Bunun yanı sıra dışlandıklarını, eşit muamele görmediklerini savunanların bir bölümünün de "Türkiyelilik" veya benzeri üst kimliklere itiraz edecekleri unutulmamalıdır. Bu yaklaşımı benimseyenler bunun, çoğunluğun "toplumlarını kendi içinde eritme" amaçlı bir projesi ve "üstü kapalı bir Türkleştirme programı" olduğunu savunacaklardır.
Osmanlılık gibi Türkiyelilik projesinin âkıbeti de, son tahlilde, onun içinin "nasıl" doldurulduğu ve "vatandaşlık temelli demos" oluşumunda alınan yol tarafından belirlenecektir. "Herkesin Türkiyeli ama Türklerin daha fazla Türkiyeli" olduğu bir "demos" ve onun üst kimliği "Türkiyelilik"in kaderi "Osmanlı demos"u projesi ve "Osmanlılık"tan farklı olmayacaktır.
"Türkiyelilik" projesinin başarısı bunun yanı sıra, haklı olarak dışlandığı ve eşit muamele görmediğinden yakınan toplum kesimlerinin de "kendileri olarak katılabilecekleri bir demos" için güçlü milliyetçi programlarını sorgulayabilmelerine, "biz" tasavvuruna gönüllü katılımın "çoğunluk hizmetkârlığı" olmadığını kabûl edebilmelerine bağlıdır.
Kavramın içi doldurulurken ve milliyetçi programlar tarafından eleştirildiğinde doğabilecek sorunlar ve bu nedenle yaşanabilecek başarısızlığın panzehiri "Türkiyelilik"in tekil ve hegemonik değil alt kimliklerin de ifade ve geliştirilebilmesine imkân verecek şekilde ve "çoğulcu" olarak kavramsallaştırılmasıdır.
"Herşeyi bırak Osmanlı ol," "herkese açık Türk kimliği dışında bir kimlik kullanmak ayrılıkçılıktır" yaklaşımlarının temel başarısızlık nedeni bunların alt kimliklerin ifadesini, gereğinde zor kullanarak engellemesiydi.

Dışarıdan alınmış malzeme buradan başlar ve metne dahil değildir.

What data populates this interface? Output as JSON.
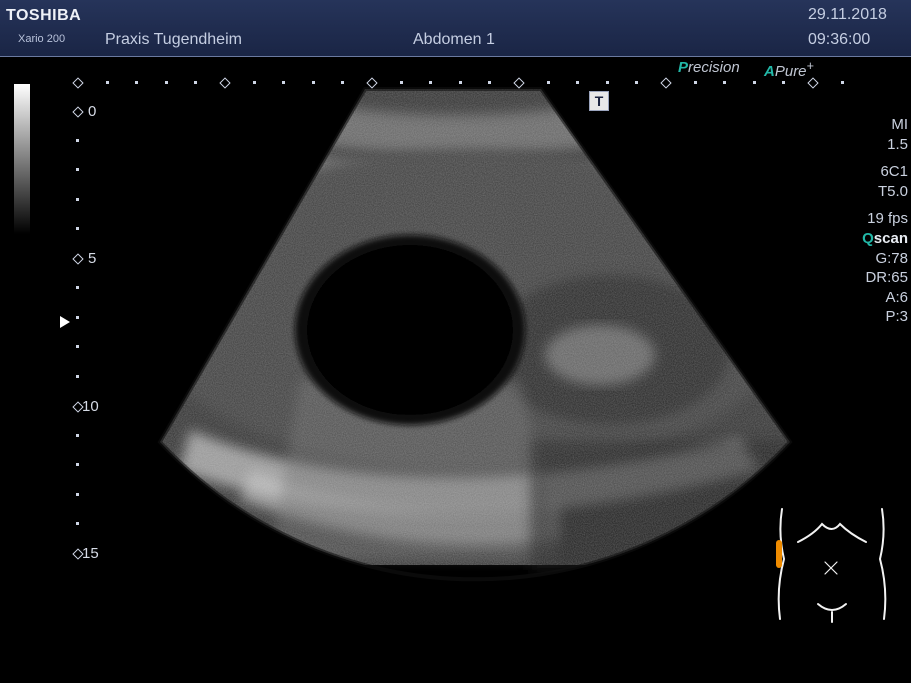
{
  "header": {
    "brand": "TOSHIBA",
    "model": "Xario 200",
    "hospital": "Praxis Tugendheim",
    "preset": "Abdomen 1",
    "date": "29.11.2018",
    "time": "09:36:00"
  },
  "features": {
    "precision_k": "P",
    "precision_rest": "recision",
    "apure_k": "A",
    "apure_rest": "Pure",
    "apure_plus": "+"
  },
  "depth_scale": {
    "labels": [
      "0",
      "5",
      "10",
      "15"
    ],
    "unit": "cm"
  },
  "transducer_marker": "T",
  "parameters": {
    "mi_label": "MI",
    "mi_value": "1.5",
    "probe": "6C1",
    "thi": "T5.0",
    "frame_rate": "19 fps",
    "qscan_k": "Q",
    "qscan_rest": "scan",
    "gain": "G:78",
    "dynamic_range": "DR:65",
    "a": "A:6",
    "p": "P:3"
  },
  "colors": {
    "header_bg": "#1f2b4d",
    "accent_teal": "#22b8a8",
    "probe_marker": "#f08c00"
  },
  "icons": [
    "grayscale-bar",
    "focus-arrow-icon",
    "body-mark-icon",
    "probe-position-icon"
  ]
}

Bireylerin sadece "Türkiyeli" değil "Türkiyeli Türk" ya da "Türkiyeli Ermeni" olmalarına da imkân veren, kapsayıcı olmasına karşılık alt kimlikleri ortadan kaldırmayı hedeflemeyen, onlarla çatışmayan bir kimlik "vatandaşlık temelli demos" projesinin değişik milliyetçilikler tarafından aşındırılmasını da önleyecektir.
Demokrasinin önemi
Tanzimat ricâlinin samimî bir yaklaşımla başlattığı "Osmanlı demos"u projesinin başarısızlığının temel nedenlerinden birisi de bunun bürokratik diktatörlük tarafından "yukarıdan aşağıya" inşa edilmek istenmesiydi.
Bu nedenle "Türkiyelilik" kavramı aracılığıyla bir "Türkiye demos"u yaratılabilmesinin "demokrasi" seviyesi ile de yakından ilişkili olduğu, onun resmî bir proje olarak "yukarıdan aşağıya" inşa edilmesi arzusunun başarısızlık reçetesi olduğu gözden kaçırılmamalıdır.
Aşağıdan yukarıya açık toplumsal tartışma ile benimsenecek çoğulcu bir üst kimlik "Türkiye demos"u yaratılması projesinin en önemli araçlarından birisidir. Bunun aynı zamanda "ethnos projeleri çatışma köprüsü"nden önceki son çıkış olduğunu da unutmamak gereklidir.